Kathmandu, May 31 (IANS) Nepal's former ruling party, the Maoists, will go on the warpath from Wednesday and enforce 'token' strikes to force the interim parliament into calling a vote on a contentious issue that brought the fall of their government.
The former guerrillas, who had fought a 10-year war to transform the feudal Himalayan kingdom into a federal republic, Sunday said they would also keep up their siege on the house till it agreed to a vote that is targeted against the republic's first president, Ram Baran Yadav.
The Maoists, who won nearly 40 percent seats in the 601-member parliament after a historic election last year, have called a sit-in before the government's administrative offices in all 75 districts Wednesday, Maoist spokesman Dinanath Sharma said after the top brass of the party met in the capital Sunday morning to chalk out their new war strategy.
From Thursday, the sister organisations of the once underground party will hold 'token' shutdowns for 10 days as the first phase of the new war, Sharma said.
Besides the public protests, the party will also prevent parliament from convening till the vote is held, Sharma said.
The festering feud stems from the sacking of the chief of the army, Gen Rookmangud Katawal, which caused the Maoist government to collapse early this month.
The former rebels have now trained their guns on the president, who they say stepped out of his constitutional role to reinstate the fired general.
The party has been calling for a debate in the house to decide whether the president acted unconstitutionally, followed by a vote, which could cause further trouble for the new government of Prime Minister Madhav Kumar Nepal.
On Saturday, the chairman of the house, Subhash Nembang, ruled out calling a debate on the ground that the lawmakers were sharply divided on the issue.
With the Maoists on the warpath, the new Nepal government would find it nearly impossible to move ahead.
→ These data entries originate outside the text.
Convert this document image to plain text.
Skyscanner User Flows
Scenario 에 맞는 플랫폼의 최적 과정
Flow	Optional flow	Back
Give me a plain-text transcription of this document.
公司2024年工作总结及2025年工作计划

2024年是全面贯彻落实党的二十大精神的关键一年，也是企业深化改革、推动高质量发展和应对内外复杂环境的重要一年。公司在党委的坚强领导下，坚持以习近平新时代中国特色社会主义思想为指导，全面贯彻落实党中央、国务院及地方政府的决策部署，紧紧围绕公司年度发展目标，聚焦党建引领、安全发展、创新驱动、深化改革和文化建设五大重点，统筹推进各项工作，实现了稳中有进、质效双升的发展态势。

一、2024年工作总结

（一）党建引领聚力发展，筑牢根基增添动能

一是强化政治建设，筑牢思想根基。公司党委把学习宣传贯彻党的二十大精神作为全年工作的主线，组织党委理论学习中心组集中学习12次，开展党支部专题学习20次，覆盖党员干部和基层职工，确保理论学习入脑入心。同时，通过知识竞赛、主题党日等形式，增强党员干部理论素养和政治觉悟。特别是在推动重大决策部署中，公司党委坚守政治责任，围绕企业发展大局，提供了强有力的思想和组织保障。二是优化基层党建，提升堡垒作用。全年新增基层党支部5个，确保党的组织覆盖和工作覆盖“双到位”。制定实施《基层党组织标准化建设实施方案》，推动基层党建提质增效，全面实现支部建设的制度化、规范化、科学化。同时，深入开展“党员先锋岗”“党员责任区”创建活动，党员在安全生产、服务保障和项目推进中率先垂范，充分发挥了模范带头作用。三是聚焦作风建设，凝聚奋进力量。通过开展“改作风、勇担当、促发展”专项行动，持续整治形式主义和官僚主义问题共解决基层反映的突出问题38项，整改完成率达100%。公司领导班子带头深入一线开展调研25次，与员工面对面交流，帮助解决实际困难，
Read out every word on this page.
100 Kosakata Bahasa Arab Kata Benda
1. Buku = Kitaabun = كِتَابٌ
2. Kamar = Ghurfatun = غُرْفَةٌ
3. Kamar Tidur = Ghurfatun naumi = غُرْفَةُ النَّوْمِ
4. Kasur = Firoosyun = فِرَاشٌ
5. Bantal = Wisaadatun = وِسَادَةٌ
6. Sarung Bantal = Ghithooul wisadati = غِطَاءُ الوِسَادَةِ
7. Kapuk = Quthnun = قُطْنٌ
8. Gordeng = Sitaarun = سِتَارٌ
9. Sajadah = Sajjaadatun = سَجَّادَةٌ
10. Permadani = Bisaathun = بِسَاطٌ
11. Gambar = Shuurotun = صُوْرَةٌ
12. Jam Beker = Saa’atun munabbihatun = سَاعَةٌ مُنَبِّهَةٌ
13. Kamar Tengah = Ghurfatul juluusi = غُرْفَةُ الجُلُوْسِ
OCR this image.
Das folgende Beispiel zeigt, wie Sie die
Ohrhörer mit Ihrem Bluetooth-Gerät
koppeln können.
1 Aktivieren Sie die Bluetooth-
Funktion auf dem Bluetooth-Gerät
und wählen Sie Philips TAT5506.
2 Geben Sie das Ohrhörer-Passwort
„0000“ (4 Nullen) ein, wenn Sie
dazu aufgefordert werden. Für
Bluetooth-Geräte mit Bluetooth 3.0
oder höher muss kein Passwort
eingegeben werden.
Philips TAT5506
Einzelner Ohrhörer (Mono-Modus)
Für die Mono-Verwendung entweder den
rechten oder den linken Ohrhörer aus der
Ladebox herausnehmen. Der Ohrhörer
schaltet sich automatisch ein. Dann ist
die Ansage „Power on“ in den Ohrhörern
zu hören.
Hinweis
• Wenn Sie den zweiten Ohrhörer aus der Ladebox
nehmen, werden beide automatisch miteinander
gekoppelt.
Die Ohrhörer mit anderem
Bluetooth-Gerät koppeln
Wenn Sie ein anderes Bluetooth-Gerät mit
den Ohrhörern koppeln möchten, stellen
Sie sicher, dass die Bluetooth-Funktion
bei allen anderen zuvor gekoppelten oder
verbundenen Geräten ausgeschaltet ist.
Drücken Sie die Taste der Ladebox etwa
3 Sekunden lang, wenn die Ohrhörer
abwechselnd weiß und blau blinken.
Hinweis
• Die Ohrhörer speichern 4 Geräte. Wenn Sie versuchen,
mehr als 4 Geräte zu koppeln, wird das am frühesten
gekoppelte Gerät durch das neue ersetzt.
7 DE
Nepal, who replaced Maoist chief Pushpa Kamal Dahal Prachanda as prime minister Monday, is yet to swear in a full cabinet. Only two other ministers from his own party, the Communist Party of Nepal-Unified Marxist Leninist (UML), took the oath with him.
The expansion of the cabinet, scheduled for Sunday, has been hindered by bickering in Nepal's own party as well as his two major allies, the Nepali Congress and Madhesi Janadhikar Forum.
The Maoists have given the new government three months while Nepal has vowed to complete the task of writing a new constitution by the summer of 2010.